The Bank of England is heading for 'a car crash' when the next financial crisis starts
- The Bank of England has been criticised by a leading think-tank for being "dangerously ill-equipped" to deal with the next recession to hit the UK.
- A report from the Institute for Public Policy Research (IPPR) argues that the bank has kept interest rates too low for too long, and is setting itself for a "car crash" when the economy hits trouble.
- Rates need to be much higher - as high as 5% - it argues.
LONDON - The Bank of England has been criticised by a leading think-tank for being "dangerously ill-equipped" to deal with the next recession to hit the UK.
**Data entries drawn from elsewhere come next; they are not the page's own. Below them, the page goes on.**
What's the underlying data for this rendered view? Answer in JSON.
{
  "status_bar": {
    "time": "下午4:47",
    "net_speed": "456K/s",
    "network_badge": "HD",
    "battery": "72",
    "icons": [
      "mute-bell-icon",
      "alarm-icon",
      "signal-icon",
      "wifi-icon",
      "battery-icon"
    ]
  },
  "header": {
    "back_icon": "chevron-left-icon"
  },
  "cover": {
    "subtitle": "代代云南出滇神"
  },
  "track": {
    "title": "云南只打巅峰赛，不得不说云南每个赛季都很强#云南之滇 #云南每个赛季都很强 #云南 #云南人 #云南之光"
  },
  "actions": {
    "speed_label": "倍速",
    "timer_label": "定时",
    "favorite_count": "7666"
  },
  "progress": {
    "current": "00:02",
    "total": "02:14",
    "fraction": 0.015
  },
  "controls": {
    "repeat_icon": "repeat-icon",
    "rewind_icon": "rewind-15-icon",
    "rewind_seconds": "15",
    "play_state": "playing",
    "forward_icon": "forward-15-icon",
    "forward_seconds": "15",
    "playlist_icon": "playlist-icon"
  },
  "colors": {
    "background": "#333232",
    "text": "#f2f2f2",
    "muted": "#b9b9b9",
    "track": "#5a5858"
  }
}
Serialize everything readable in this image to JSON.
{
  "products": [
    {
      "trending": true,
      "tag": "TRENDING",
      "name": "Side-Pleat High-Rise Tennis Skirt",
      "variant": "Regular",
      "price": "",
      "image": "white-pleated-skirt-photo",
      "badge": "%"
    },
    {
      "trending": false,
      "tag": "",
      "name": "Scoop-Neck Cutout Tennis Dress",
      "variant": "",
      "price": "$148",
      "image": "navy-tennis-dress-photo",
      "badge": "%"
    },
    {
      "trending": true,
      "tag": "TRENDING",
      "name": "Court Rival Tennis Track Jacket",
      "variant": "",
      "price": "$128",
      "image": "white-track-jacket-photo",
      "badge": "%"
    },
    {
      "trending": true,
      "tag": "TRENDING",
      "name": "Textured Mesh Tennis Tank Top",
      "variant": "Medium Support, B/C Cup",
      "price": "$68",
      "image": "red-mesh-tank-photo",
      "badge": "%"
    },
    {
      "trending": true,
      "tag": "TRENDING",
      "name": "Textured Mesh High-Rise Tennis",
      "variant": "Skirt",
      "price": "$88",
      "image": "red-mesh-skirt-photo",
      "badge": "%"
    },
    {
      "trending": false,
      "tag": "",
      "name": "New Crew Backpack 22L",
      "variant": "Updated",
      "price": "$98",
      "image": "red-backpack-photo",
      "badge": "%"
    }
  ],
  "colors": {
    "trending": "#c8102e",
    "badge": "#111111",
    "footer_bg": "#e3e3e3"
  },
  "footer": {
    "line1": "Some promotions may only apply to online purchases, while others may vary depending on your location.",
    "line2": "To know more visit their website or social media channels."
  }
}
The bank's base interest rate currently stands at 0.5%, having been raised from 0.25% in November 2017, the first interest rate hike from the bank in more than a decade.It is widely expected that there will be at least one rate hike in 2018, with that move possibly coming at the BoE's May meeting in just over a week's time. However, that hike will only see rates increase to 0.75%, while IPPR believes that rates should be somewhere close to 5%.During the last crisis, global central banks cut interest rates aggressively to protect consumers and lenders from the worst impacts of that crisis. Then, however, they were cutting from a much higher base.
The BoE, for example, cut from 5.75% to just 0.5%. IPPR's basic argument is that if another crisis were to come along, there simply would not be capacity for the bank to cut rates on such a scale, and as a result, the UK economy would suffer greatly.
IPPR's point mirrors an argument made by Swiss lender UBS last year, which suggested that when another crisis comes, should central banks want to cut with the same aggression as they did in 2008, they would be forced to not only go negative - as is already the case in the eurozone, Denmark, Sweden, and Switzerland - but to drop to even greater record lows.